O campo de deslocados de Mushaba, província de Katanga, na República Democrática do Congo, é um dos lugares beneficiados pela assistência humanitária apoiada pelas Nações Unidas. Foto: OCHA/Gemma Cortes
Novas e inovadoras fontes de financiamento são necessárias para complementar a ajuda oficial ao desenvolvimento – conhecida nas relações internacionais pela sigla em inglês ODA –, afirmaram o presidente da Assembleia Geral da ONU, John Ashe, e o secretário-geral da ONU, Ban Ki-moon, nesta segunda-feira (7).
Eles pediram mais apoio financeiro do setor privado para fomentar o comércio internacional, sustentar o crescimento econômico e incentivar o desenvolvimento sustentável.
Falando para os participantes na abertura do Diálogo Geral sobre o Financiamento do Desenvolvimento, Ashe pediu à comunidade internacional para acelerar os esforços para mobilizar recursos financeiros para que os Objetivos de Desenvolvimento do Milênio (ODM) possam ser cumpridos dentro do prazo de 2015 e abrir o caminho para a agenda de desenvolvimento pós-2015.
“O financiamento para o desenvolvimento é o elixir – a alma, se vocês preferirem – do qual precisamos”, disse Ashe aos representantes dos Estados-membros, das instituições, da sociedade civil e do setor empresarial.
O tema geral deste sexto diálogo de alto nível é “Consenso de Monterrey, Declaração de Doha sobre o Financiamento do Desenvolvimento e os resultados relacionados com as principais conferências e cúpulas das Nações Unidas: o status da implementação e tarefas à frente”.
O Consenso de Monterrey, adotado na cidade de Monterrey, no México, em 2002, foi um acordo de parceria para o desenvolvimento global.
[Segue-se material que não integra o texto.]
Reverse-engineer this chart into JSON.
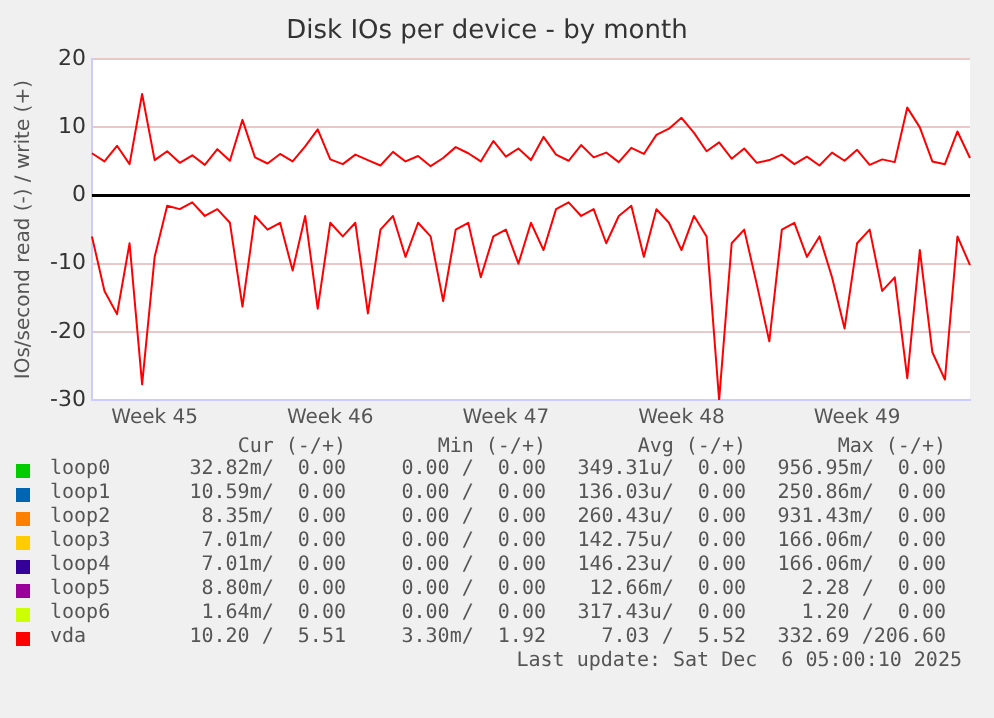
{
  "chart_data": {
    "type": "line",
    "title": "Disk IOs per device - by month",
    "ylabel": "IOs/second read (-) / write (+)",
    "categories": [
      null,
      null,
      null,
      null,
      null,
      "Week 45",
      null,
      null,
      null,
      null,
      null,
      null,
      null,
      null,
      null,
      null,
      null,
      null,
      null,
      "Week 46",
      null,
      null,
      null,
      null,
      null,
      null,
      null,
      null,
      null,
      null,
      null,
      null,
      null,
      "Week 47",
      null,
      null,
      null,
      null,
      null,
      null,
      null,
      null,
      null,
      null,
      null,
      null,
      null,
      "Week 48",
      null,
      null,
      null,
      null,
      null,
      null,
      null,
      null,
      null,
      null,
      null,
      null,
      null,
      "Week 49",
      null,
      null,
      null,
      null,
      null,
      null,
      null,
      null,
      null
    ],
    "ylim": [
      -30,
      20
    ],
    "yticks": [
      -30,
      -20,
      -10,
      0,
      10,
      20
    ],
    "grid": "y",
    "legend": "bottom",
    "ref_lines": [
      {
        "axis": "y",
        "value": 0,
        "color": "#000000"
      }
    ],
    "series": [
      {
        "name": "loop0",
        "color": "#00cc00",
        "values": [
          null,
          null,
          null,
          null,
          null,
          null,
          null,
          null,
          null,
          null,
          null,
          null,
          null,
          null,
          null,
          null,
          null,
          null,
          null,
          null,
          null,
          null,
          null,
          null,
          null,
          null,
          null,
          null,
          null,
          null,
          null,
          null,
          null,
          null,
          null,
          null,
          null,
          null,
          null,
          null,
          null,
          null,
          null,
          null,
          null,
          null,
          null,
          null,
          null,
          null,
          null,
          null,
          null,
          null,
          null,
          null,
          null,
          null,
          null,
          null,
          null,
          null,
          null,
          null,
          null,
          null,
          null,
          null,
          null,
          null,
          null
        ]
      },
      {
        "name": "loop1",
        "color": "#0066b3",
        "values": [
          null,
          null,
          null,
          null,
          null,
          null,
          null,
          null,
          null,
          null,
          null,
          null,
          null,
          null,
          null,
          null,
          null,
          null,
          null,
          null,
          null,
          null,
          null,
          null,
          null,
          null,
          null,
          null,
          null,
          null,
          null,
          null,
          null,
          null,
          null,
          null,
          null,
          null,
          null,
          null,
          null,
          null,
          null,
          null,
          null,
          null,
          null,
          null,
          null,
          null,
          null,
          null,
          null,
          null,
          null,
          null,
          null,
          null,
          null,
          null,
          null,
          null,
          null,
          null,
          null,
          null,
          null,
          null,
          null,
          null,
          null
        ]
      },
      {
        "name": "loop2",
        "color": "#ff8000",
        "values": [
          null,
          null,
          null,
          null,
          null,
          null,
          null,
          null,
          null,
          null,
          null,
          null,
          null,
          null,
          null,
          null,
          null,
          null,
          null,
          null,
          null,
          null,
          null,
          null,
          null,
          null,
          null,
          null,
          null,
          null,
          null,
          null,
          null,
          null,
          null,
          null,
          null,
          null,
          null,
          null,
          null,
          null,
          null,
          null,
          null,
          null,
          null,
          null,
          null,
          null,
          null,
          null,
          null,
          null,
          null,
          null,
          null,
          null,
          null,
          null,
          null,
          null,
          null,
          null,
          null,
          null,
          null,
          null,
          null,
          null,
          null
        ]
      },
      {
        "name": "loop3",
        "color": "#ffcc00",
        "values": [
          null,
          null,
          null,
          null,
          null,
          null,
          null,
          null,
          null,
          null,
          null,
          null,
          null,
          null,
          null,
          null,
          null,
          null,
          null,
          null,
          null,
          null,
          null,
          null,
          null,
          null,
          null,
          null,
          null,
          null,
          null,
          null,
          null,
          null,
          null,
          null,
          null,
          null,
          null,
          null,
          null,
          null,
          null,
          null,
          null,
          null,
          null,
          null,
          null,
          null,
          null,
          null,
          null,
          null,
          null,
          null,
          null,
          null,
          null,
          null,
          null,
          null,
          null,
          null,
          null,
          null,
          null,
          null,
          null,
          null,
          null
        ]
      },
      {
        "name": "loop4",
        "color": "#330099",
        "values": [
          null,
          null,
          null,
          null,
          null,
          null,
          null,
          null,
          null,
          null,
          null,
          null,
          null,
          null,
          null,
          null,
          null,
          null,
          null,
          null,
          null,
          null,
          null,
          null,
          null,
          null,
          null,
          null,
          null,
          null,
          null,
          null,
          null,
          null,
          null,
          null,
          null,
          null,
          null,
          null,
          null,
          null,
          null,
          null,
          null,
          null,
          null,
          null,
          null,
          null,
          null,
          null,
          null,
          null,
          null,
          null,
          null,
          null,
          null,
          null,
          null,
          null,
          null,
          null,
          null,
          null,
          null,
          null,
          null,
          null,
          null
        ]
      },
      {
        "name": "loop5",
        "color": "#990099",
        "values": [
          null,
          null,
          null,
          null,
          null,
          null,
          null,
          null,
          null,
          null,
          null,
          null,
          null,
          null,
          null,
          null,
          null,
          null,
          null,
          null,
          null,
          null,
          null,
          null,
          null,
          null,
          null,
          null,
          null,
          null,
          null,
          null,
          null,
          null,
          null,
          null,
          null,
          null,
          null,
          null,
          null,
          null,
          null,
          null,
          null,
          null,
          null,
          null,
          null,
          null,
          null,
          null,
          null,
          null,
          null,
          null,
          null,
          null,
          null,
          null,
          null,
          null,
          null,
          null,
          null,
          null,
          null,
          null,
          null,
          null,
          null
        ]
      },
      {
        "name": "loop6",
        "color": "#ccff00",
        "values": [
          null,
          null,
          null,
          null,
          null,
          null,
          null,
          null,
          null,
          null,
          null,
          null,
          null,
          null,
          null,
          null,
          null,
          null,
          null,
          null,
          null,
          null,
          null,
          null,
          null,
          null,
          null,
          null,
          null,
          null,
          null,
          null,
          null,
          null,
          null,
          null,
          null,
          null,
          null,
          null,
          null,
          null,
          null,
          null,
          null,
          null,
          null,
          null,
          null,
          null,
          null,
          null,
          null,
          null,
          null,
          null,
          null,
          null,
          null,
          null,
          null,
          null,
          null,
          null,
          null,
          null,
          null,
          null,
          null,
          null,
          null
        ]
      },
      {
        "name": "vda",
        "color": "#ff0000",
        "values": [
          6.2,
          5.0,
          7.3,
          4.6,
          14.9,
          5.2,
          6.5,
          4.8,
          5.9,
          4.5,
          6.8,
          5.1,
          11.1,
          5.6,
          4.7,
          6.1,
          5.0,
          7.2,
          9.7,
          5.3,
          4.6,
          6.0,
          5.2,
          4.4,
          6.4,
          5.0,
          5.8,
          4.3,
          5.5,
          7.1,
          6.2,
          5.0,
          8.0,
          5.7,
          6.9,
          5.2,
          8.6,
          6.0,
          5.1,
          7.4,
          5.6,
          6.3,
          4.9,
          7.0,
          6.1,
          8.9,
          9.8,
          11.4,
          9.2,
          6.5,
          7.8,
          5.4,
          6.9,
          4.8,
          5.2,
          6.0,
          4.6,
          5.7,
          4.4,
          6.3,
          5.1,
          6.7,
          4.5,
          5.3,
          4.9,
          12.9,
          10.0,
          5.0,
          4.6,
          9.4,
          5.5
        ]
      },
      {
        "color": "#ff0000",
        "values": [
          -6,
          -14,
          -17.4,
          -7,
          -27.7,
          -9,
          -1.5,
          -2,
          -1,
          -3,
          -2,
          -4,
          -16.3,
          -3,
          -5,
          -4,
          -11,
          -3,
          -16.6,
          -4,
          -6,
          -4,
          -17.3,
          -5,
          -3,
          -9,
          -4,
          -6,
          -15.5,
          -5,
          -4,
          -12,
          -6,
          -5,
          -10,
          -4,
          -8,
          -2,
          -1,
          -3,
          -2,
          -7,
          -3,
          -1.5,
          -9,
          -2,
          -4,
          -8,
          -3,
          -6,
          -30,
          -7,
          -5,
          -13,
          -21.4,
          -5,
          -4,
          -9,
          -6,
          -12,
          -19.5,
          -7,
          -5,
          -14,
          -12,
          -26.8,
          -8,
          -23,
          -27,
          -6,
          -10.2
        ]
      }
    ],
    "annotations": [
      "Cur (-/+)",
      "Min (-/+)",
      "Avg (-/+)",
      "Max (-/+)",
      "32.82m/  0.00",
      "0.00 /  0.00",
      "349.31u/  0.00",
      "956.95m/  0.00",
      "10.59m/  0.00",
      "0.00 /  0.00",
      "136.03u/  0.00",
      "250.86m/  0.00",
      "8.35m/  0.00",
      "0.00 /  0.00",
      "260.43u/  0.00",
      "931.43m/  0.00",
      "7.01m/  0.00",
      "0.00 /  0.00",
      "142.75u/  0.00",
      "166.06m/  0.00",
      "7.01m/  0.00",
      "0.00 /  0.00",
      "146.23u/  0.00",
      "166.06m/  0.00",
      "8.80m/  0.00",
      "0.00 /  0.00",
      "12.66m/  0.00",
      "2.28 /  0.00",
      "1.64m/  0.00",
      "0.00 /  0.00",
      "317.43u/  0.00",
      "1.20 /  0.00",
      "10.20 /  5.51",
      "3.30m/  1.92",
      "7.03 /  5.52",
      "332.69 /206.60",
      "Last update: Sat Dec  6 05:00:10 2025"
    ]
  }
}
Ele cobriu uma série de temas, incluindo a mobilização de recursos internos, o investimento estrangeiro direto, o comércio, a ODA, o alívio de dívidas e questões sistêmicas.
Em 2008, a Declaração de Doha enfatizou, entre outras medidas, a necessidade de cumprir com urgência a ODA de 0,7% do produto nacional bruto dos países doadores (PNB) e ressaltou a importância de fortalecer a Organização Mundial do Comércio (OMC) com tratamento especial e diferenciado para os países em desenvolvimento.
De acordo com dados da ONU, a ODA atual é de cerca de 0,31% do produto nacional dos países desenvolvidos.
O secretário-geral da ONU, Ban Ki-moon, também falou aos participantes e encorajou todos os países a cumprir suas promessas e as metas de ajuda ao desenvolvimento.
“Para muitos países em desenvolvimento, e em particular os mais vulneráveis, a ODA é fundamental”, disse Ban, acrescentando que estava “profundamente preocupado” com o recente declínio deste tipo de apoio.
Ban Ki-moon enfatizou o papel vital do setor privado no financiamento e investimento para um mundo mais sustentável e próspero, afirmando que “um forte compromisso financeiro para a solidariedade humana hoje melhorará a segurança e a prosperidade amanhã”.